2011, Palácio da Praia Vermelha.
2012, Faculdade de Letras
2014, Laboratório do Centro de Ciências da Saúde
2016, Reitoria
2017, Alojamento Estudantil
2018, Museu NacionalEsses são os prédios sob custódia da UFRJ que sofreram episódios de incêndio na última década.
— Luisa Nunes (@luisanunes) 3 de setembro de 2018
O estado do Rio de Janeiro está afundando em uma crise orçamentário sem precedentes: houve cortes contínuos nos salários de servidores públicos, incluindo dos bombeiros. Os dois hidrantes próximos ao museu estavam secos e os bombeiros tiveram que improvisar bombeando água de um lago nos arredores, perdendo assim 40 minutos de trabalho no processo.

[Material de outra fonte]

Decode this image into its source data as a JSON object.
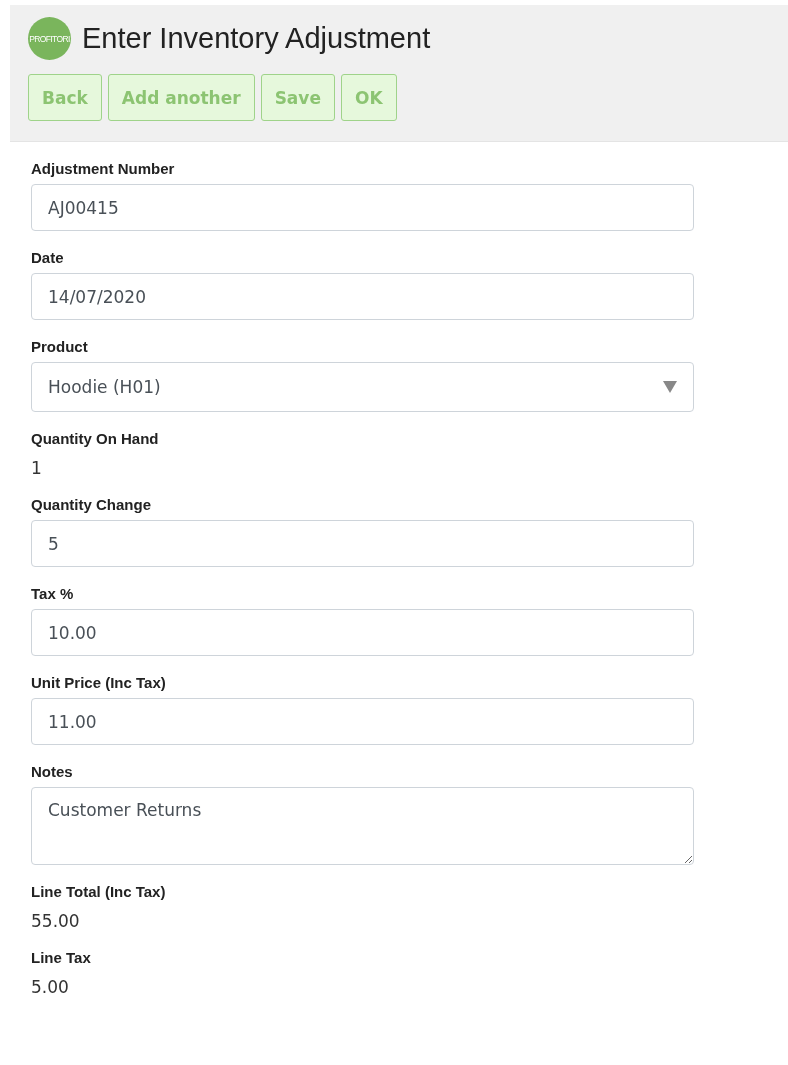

O orçamento anual do museu, de aproximadamente $500.000 reais por ano ($125.000 dólares), sofreu cortes significantes ao longo dos últimos quatro anos, revelou o jornal local Folha de S.Paulo em uma matéria de maio de 2018. O usuário do Twitter, DanPimpao, postou um gráfico mostrando o quanto foi cortado do orçamento do museu desde 2013:
Orçamento do Museu Nacional de 2013 até 2018. Análise vcs mesmos e tirem suas próprias conclusões. pic.twitter.com/d9qCTzqOq8
— Dan (@DanPimpao) 3 de setembro de 2018
No aniversário de 200 anos, a administração lançou uma campanha de crowdfunding para reabrir uma sala com acervo relevante, onde estava o esqueleto do Maxakalisaurus, o primeiro grande dinossauro montado no Brasil. Foram arrecadados 58 mil reais do objetivo inicial de 30 mil reais – porém o ideal seriam 100 mil reais.

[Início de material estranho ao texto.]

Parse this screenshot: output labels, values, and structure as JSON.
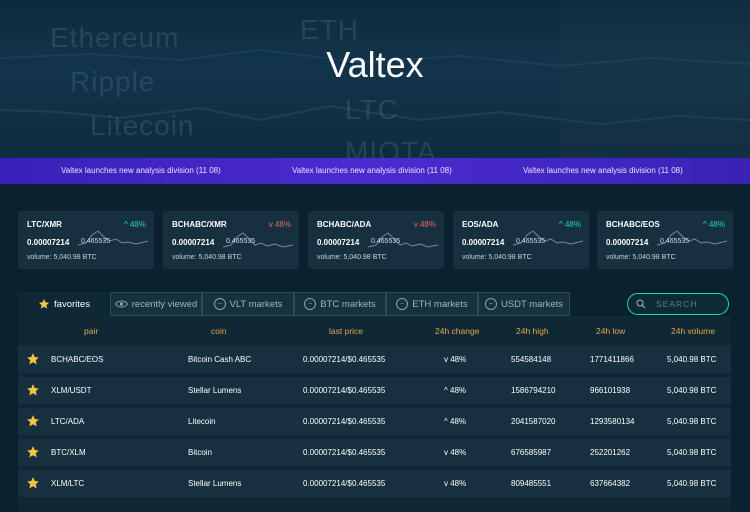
{
  "hero": {
    "title": "Valtex",
    "background_words": [
      "Ethereum",
      "ETH",
      "Ripple",
      "Litecoin",
      "LTC",
      "MIOTA"
    ]
  },
  "ticker": {
    "items": [
      "Valtex launches new analysis division (11 08)",
      "Valtex launches new analysis division (11 08)",
      "Valtex launches new analysis division (11 08)"
    ]
  },
  "cards": [
    {
      "pair": "LTC/XMR",
      "direction": "up",
      "arrow": "^",
      "change": "48%",
      "btc": "0.00007214",
      "usd": "0.465535",
      "volume": "volume: 5,040.98 BTC"
    },
    {
      "pair": "BCHABC/XMR",
      "direction": "down",
      "arrow": "v",
      "change": "48%",
      "btc": "0.00007214",
      "usd": "0.465535",
      "volume": "volume: 5,040.98 BTC"
    },
    {
      "pair": "BCHABC/ADA",
      "direction": "down",
      "arrow": "v",
      "change": "48%",
      "btc": "0.00007214",
      "usd": "0.465535",
      "volume": "volume: 5,040.98 BTC"
    },
    {
      "pair": "EOS/ADA",
      "direction": "up",
      "arrow": "^",
      "change": "48%",
      "btc": "0.00007214",
      "usd": "0.465535",
      "volume": "volume: 5,040.98 BTC"
    },
    {
      "pair": "BCHABC/EOS",
      "direction": "up",
      "arrow": "^",
      "change": "48%",
      "btc": "0.00007214",
      "usd": "0.465535",
      "volume": "volume: 5,040.98 BTC"
    }
  ],
  "tabs": [
    {
      "label": "favorites",
      "icon": "star-icon",
      "active": true
    },
    {
      "label": "recently viewed",
      "icon": "eye-icon",
      "active": false
    },
    {
      "label": "VLT markets",
      "icon": "chart-line-icon",
      "active": false
    },
    {
      "label": "BTC markets",
      "icon": "chart-line-icon",
      "active": false
    },
    {
      "label": "ETH markets",
      "icon": "chart-line-icon",
      "active": false
    },
    {
      "label": "USDT markets",
      "icon": "chart-line-icon",
      "active": false
    }
  ],
  "search": {
    "placeholder": "SEARCH"
  },
  "table": {
    "headers": [
      "pair",
      "coin",
      "last price",
      "24h change",
      "24h high",
      "24h low",
      "24h volume"
    ],
    "rows": [
      {
        "pair": "BCHABC/EOS",
        "coin": "Bitcoin Cash ABC",
        "last_price": "0.00007214/$0.465535",
        "direction": "down",
        "arrow": "v",
        "change": "48%",
        "high": "554584148",
        "low": "1771411866",
        "volume": "5,040.98 BTC"
      },
      {
        "pair": "XLM/USDT",
        "coin": "Stellar Lumens",
        "last_price": "0.00007214/$0.465535",
        "direction": "up",
        "arrow": "^",
        "change": "48%",
        "high": "1586794210",
        "low": "966101938",
        "volume": "5,040.98 BTC"
      },
      {
        "pair": "LTC/ADA",
        "coin": "Litecoin",
        "last_price": "0.00007214/$0.465535",
        "direction": "up",
        "arrow": "^",
        "change": "48%",
        "high": "2041587020",
        "low": "1293580134",
        "volume": "5,040.98 BTC"
      },
      {
        "pair": "BTC/XLM",
        "coin": "Bitcoin",
        "last_price": "0.00007214/$0.465535",
        "direction": "down",
        "arrow": "v",
        "change": "48%",
        "high": "676585987",
        "low": "252201262",
        "volume": "5,040.98 BTC"
      },
      {
        "pair": "XLM/LTC",
        "coin": "Stellar Lumens",
        "last_price": "0.00007214/$0.465535",
        "direction": "down",
        "arrow": "v",
        "change": "48%",
        "high": "809485551",
        "low": "637664382",
        "volume": "5,040.98 BTC"
      }
    ]
  },
  "colors": {
    "accent": "#1fd9b0",
    "down": "#f0646b",
    "header_text": "#e3a64a",
    "star": "#f5c242",
    "ticker": "#4b2bd0"
  }
}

O professor Stevens Rehen comentou no Facebook:
Na festa dos 200 anos, nenhum ministro de estado compareceu. O orçamento despencou de R$ 531 mil em 2013, para R$ 54 mil em 2018.
Esse ano todo o investimento do governo no Museu Nacional foi o equivalente a 1/4 do que cada deputado de Brasília recebe por mês somente para contratar assessores.
Um usuário do Twitter comparou a quantia com outras despesas do governo:
O orçamento anual do museu nacional corresponde a:
– 30′ de propaganda eleitoral
– 0,0004% do custo de renovação do Maracanã
– o custo de 1 juiz federal/ano
– o custo da troca de carpete do Senado 3 anos atrás.
– o preço dos brincos de turmalina da coleção de joias do S. Cabral— Mathieu Le Roux (@matleroux) 3 de setembro de 2018
O museu iria receber recursos do Banco Nacional de Desenvolvimento Econômico e Social (BNDES) para implementar um plano de segurança contra incêndios. A primeira parcela seria em outubro.
O jornalista Breiller Pires resumiu o sentimento dos brasileiros que assistiram ao prédio queimar sem poder fazer praticamente nada:
O incêndio do Museu Nacional é a metáfora impiedosa de um país que menospreza a ciência, o conhecimento e, sobretudo, a história.